Katie Krouse named director of The Ridges Sanctuary
Near the end of Katie Krouse’s first summer working at The Ridges Sanctuary, she had what she thought was a simple question for her coworkers.
“I kept asking people what my last day was,” she recalled. “Nobody could tell me.”
Nearly nine years later, both she and the organization are glad they didn’t have that answer.
On June 1, Krouse will rise to the top job at The Ridges when she takes the executive director reins from Andy Gill, who has served as the interim executive director for two years.
“I have to applaud Katie for everything she has done for this organization,” Gill said. “As I transition from director to a new role, and as a donor and member, the person I want to be leading this organization is Katie.”
Krouse said she’s honored to be trusted with the story of The Ridges Sanctuary, a 1,600-acre preserve founded 87 years ago by a group of people who were dedicated to preserving one of the most unusual wildlife habitats in the Midwest.
“I am so excited to continue to be a part of this organization,” Krouse said. “Somebody took a chance on me eight or nine years ago, and the organization is still choosing to take a chance on me. It’s a really awesome story to tell and share and be a part of.”
Gill and his family will be moving to the Milwaukee suburb of Wauwatosa, but he will remain with The Ridges to steer the implementation of its new master plan and capital campaign. For Krouse, the setup with Gill staying on in a development and long-term-strategy role is ideal.
Working with Gill and the board during the past two years as The Ridges’ assistant director has also allowed her to learn about the inner workings of the organization and its history, and how to navigate a period of major change. In June 2022, that included purchasing the Ridges Inn & Suites in what Gill called “a monumental moment in the history of The Ridges.”
Less than a year later, the boldness of that decision has been matched by the generosity of the organization’s supporters, who have enabled The Ridges to pay off the $1.2 million note on the property. The 1.99-acre parcel that is enveloped by long-established Ridges lands includes seven buildings with 24 units and a home.

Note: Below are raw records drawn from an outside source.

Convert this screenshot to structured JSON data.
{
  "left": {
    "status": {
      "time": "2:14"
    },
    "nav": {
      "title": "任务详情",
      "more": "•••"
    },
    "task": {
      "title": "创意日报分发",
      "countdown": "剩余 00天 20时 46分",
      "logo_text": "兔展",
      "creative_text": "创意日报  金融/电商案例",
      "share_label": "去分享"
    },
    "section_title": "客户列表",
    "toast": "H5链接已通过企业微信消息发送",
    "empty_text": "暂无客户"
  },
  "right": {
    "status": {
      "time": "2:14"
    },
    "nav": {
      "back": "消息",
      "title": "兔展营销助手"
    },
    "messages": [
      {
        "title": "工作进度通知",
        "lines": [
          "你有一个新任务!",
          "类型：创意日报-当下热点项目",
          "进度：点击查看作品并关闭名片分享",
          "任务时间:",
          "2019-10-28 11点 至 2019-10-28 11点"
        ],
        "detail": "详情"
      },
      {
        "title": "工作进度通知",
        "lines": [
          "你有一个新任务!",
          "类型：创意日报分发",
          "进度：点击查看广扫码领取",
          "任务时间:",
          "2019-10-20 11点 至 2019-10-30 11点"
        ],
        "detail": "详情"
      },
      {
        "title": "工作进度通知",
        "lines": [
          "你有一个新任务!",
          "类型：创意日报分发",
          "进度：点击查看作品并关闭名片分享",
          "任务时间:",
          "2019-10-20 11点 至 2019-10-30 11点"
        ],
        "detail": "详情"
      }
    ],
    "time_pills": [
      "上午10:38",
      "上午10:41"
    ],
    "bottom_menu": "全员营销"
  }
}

The decision to buy the parcel instigated an in-depth, yearlong master-planning process that included staff, members and community partners to evaluate land use, programming, research and partnership opportunities.
“We had a lease with the previous owner to operate it as a hotel for a year,” Gill said. “We didn’t know exactly what we wanted to do with the Ridges Inn property, but had a lot of great ideas. And we knew that if we didn’t get it right, it could become a sore spot in the history of The Ridges.”
The board embarked on the master plan in part to coalesce around a future for the new property, but also to answer several key questions about the role of The Ridges in the larger community.
“What does The Ridges mean to people?” Gill asked. “What does this organization mean to the community, and what does this organization need to do to support this community?”
The answers to any question about how The Ridges will evolve to meet growing demands and expectations are always centered around the core of the preserve’s founding principle: preservation. Gill said that was a sentiment he heard in public forums, in the office and on the trails that connect the famous ridges and swales that inspired its name.
“Don’t forget about nature,” people told him. “Don’t forget about that story of Albert Fuller saving the original acreage. And we can’t,” Gill said. “The goal of the master plan is all grounded in the preservation of what we currently have. What we’re really trying to do is manage the visitor experience so that they’re learning, but we’re also mitigating their impact on this really sensitive and unique habitat.”
The master plan is in the process of board review, and Gill and Krouse hope to unveil it to the public May 26, during the keynote kickoff of The Ridges Sanctuary’s Festival of Nature.
From there, Gill will shift into his new role guiding its implementation, and Krouse will step up into her role as the first woman to lead one of the most proud and revered organizations on the peninsula. Her last day, it seems, is now up to her.